2004 and 2006 All-Ireland finals
Even without the injured Darragh O Se, Kerry were far too quick off the blocks for Mayo, who trailed by 1-11 to 0-3 after 25 minutes and by 1-12 to 1-4 at half-time. It left Kerry with no greater challenge than to avoid defensive disasters in the second half, which they did quite easily. Indeed, Kerry were 11 points clear by the 48th minute and already looking forward to celebrating a 33rd title.
Kerry led by 3-6 to 1-0 after 26 minutes of the 2006 final and while Mayo got in for two goals before half-time, they were still six points down and facing a heavy defeat which eventually finished up at 13 points.
The Unlucky Ones
1996 All-Ireland final -- draw and replay
Mayo had every reason to believe they must have offended the entire black cat population before the 1996 All-Ireland final because they enjoyed no luck whatsoever in either the drawn or replayed finals with Meath.

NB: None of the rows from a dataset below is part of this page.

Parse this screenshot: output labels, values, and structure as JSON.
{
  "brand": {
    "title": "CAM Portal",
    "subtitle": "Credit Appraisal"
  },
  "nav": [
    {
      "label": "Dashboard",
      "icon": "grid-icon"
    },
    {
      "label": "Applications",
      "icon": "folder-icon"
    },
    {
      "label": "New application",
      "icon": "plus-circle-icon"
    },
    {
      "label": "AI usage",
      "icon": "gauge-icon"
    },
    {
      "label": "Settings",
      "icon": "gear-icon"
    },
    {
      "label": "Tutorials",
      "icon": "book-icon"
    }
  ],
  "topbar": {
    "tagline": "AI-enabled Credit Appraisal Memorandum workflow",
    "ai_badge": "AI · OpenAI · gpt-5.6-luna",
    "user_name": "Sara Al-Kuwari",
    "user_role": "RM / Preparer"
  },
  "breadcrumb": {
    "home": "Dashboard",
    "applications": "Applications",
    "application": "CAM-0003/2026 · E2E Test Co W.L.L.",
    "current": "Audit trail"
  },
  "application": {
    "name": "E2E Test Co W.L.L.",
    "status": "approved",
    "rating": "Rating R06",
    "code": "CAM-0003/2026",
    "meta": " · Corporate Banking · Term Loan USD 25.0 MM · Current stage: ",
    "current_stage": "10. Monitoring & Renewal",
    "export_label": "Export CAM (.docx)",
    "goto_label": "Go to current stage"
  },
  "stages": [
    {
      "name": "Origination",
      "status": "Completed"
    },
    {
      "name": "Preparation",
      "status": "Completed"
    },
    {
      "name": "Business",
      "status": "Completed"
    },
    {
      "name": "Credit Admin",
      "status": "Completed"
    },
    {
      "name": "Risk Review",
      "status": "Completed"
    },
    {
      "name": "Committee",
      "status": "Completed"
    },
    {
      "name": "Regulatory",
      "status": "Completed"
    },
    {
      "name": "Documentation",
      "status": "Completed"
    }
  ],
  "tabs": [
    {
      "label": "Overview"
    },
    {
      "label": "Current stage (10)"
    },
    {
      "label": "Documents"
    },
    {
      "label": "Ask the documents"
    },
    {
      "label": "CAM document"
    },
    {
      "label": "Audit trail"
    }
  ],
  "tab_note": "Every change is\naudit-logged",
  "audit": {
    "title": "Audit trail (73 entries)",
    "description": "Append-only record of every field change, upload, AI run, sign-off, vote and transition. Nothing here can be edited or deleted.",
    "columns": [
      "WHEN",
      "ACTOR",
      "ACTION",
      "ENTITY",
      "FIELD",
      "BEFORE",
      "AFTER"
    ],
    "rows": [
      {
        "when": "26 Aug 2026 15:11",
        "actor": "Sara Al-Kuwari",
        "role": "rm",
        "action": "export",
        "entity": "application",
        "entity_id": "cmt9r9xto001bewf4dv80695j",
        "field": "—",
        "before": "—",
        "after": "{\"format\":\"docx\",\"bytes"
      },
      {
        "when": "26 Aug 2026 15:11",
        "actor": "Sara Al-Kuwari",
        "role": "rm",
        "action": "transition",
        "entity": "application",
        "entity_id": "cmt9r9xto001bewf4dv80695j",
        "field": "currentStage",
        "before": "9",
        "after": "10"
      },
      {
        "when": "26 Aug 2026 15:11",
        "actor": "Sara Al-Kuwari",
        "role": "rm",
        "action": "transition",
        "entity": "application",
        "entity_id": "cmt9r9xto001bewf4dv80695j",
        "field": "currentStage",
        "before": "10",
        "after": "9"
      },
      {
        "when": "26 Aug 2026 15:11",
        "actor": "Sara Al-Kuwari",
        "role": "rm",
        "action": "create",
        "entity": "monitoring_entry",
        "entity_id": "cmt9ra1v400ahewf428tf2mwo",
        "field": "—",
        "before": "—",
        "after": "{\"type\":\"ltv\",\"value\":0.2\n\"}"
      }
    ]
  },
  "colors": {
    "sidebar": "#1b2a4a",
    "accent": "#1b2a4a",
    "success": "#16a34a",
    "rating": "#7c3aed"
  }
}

Meath saved themselves in the drawn game with a late point from Colm Coyle when the ball bounced over the Mayo bar from a long range effort. It was, by any standards, a freakish score, completing a revival which saw Meath wipe out a six-point deficit in the final 25 minutes.
When the opening minutes of the replay produced a bust-up involving most players from both sides, any number of them could have been sent off, but Liam McHale and Coyle were the only two to be dismissed. McHale had been one of the stars in the drawn game, so his loss to Mayo was probably greater than Coyle's absence for Meath.
Even then, Mayo led by four points at half-time, but should have been much further ahead. In the end, they lost by a point, completing 140 minutes which created the clear impression that whatever Mayo did, the gods had pre-ordained that the 1996 title would have a Royal seal.
Close but not good enough
1989 and 1997 All-Ireland finals
If Anthony Finnerty's shot had found the net, rather than whizzing outside the post at the three-quarter mark of the Mayo-Cork final in 1989, would All-Ireland history have taken a different turn? Perhaps not.
A goal would have put Mayo three points clear and while they later went a point up, Cork finished strongly, running out 0-17 to 1-11 winners. Ultimately, it was a triumph for experience in what was Cork's fourth final in three seasons (they played Meath three times in 1987-88). By 1988, Cork were very formidable and were always likely to out-last Mayo on the run-in.
Mayo could have no complaints in 1997 either as Kerry were the better team on a day when Maurice Fitzgerald scored 0-9 of their 0-13 total. Mayo pared an interval deficit of five points back to one in the second half before Fitzgerald kicked two more points to ensure Kerry's first All-Ireland win since 1986.
It was Mayo's last appearance in an All-Ireland final for seven years.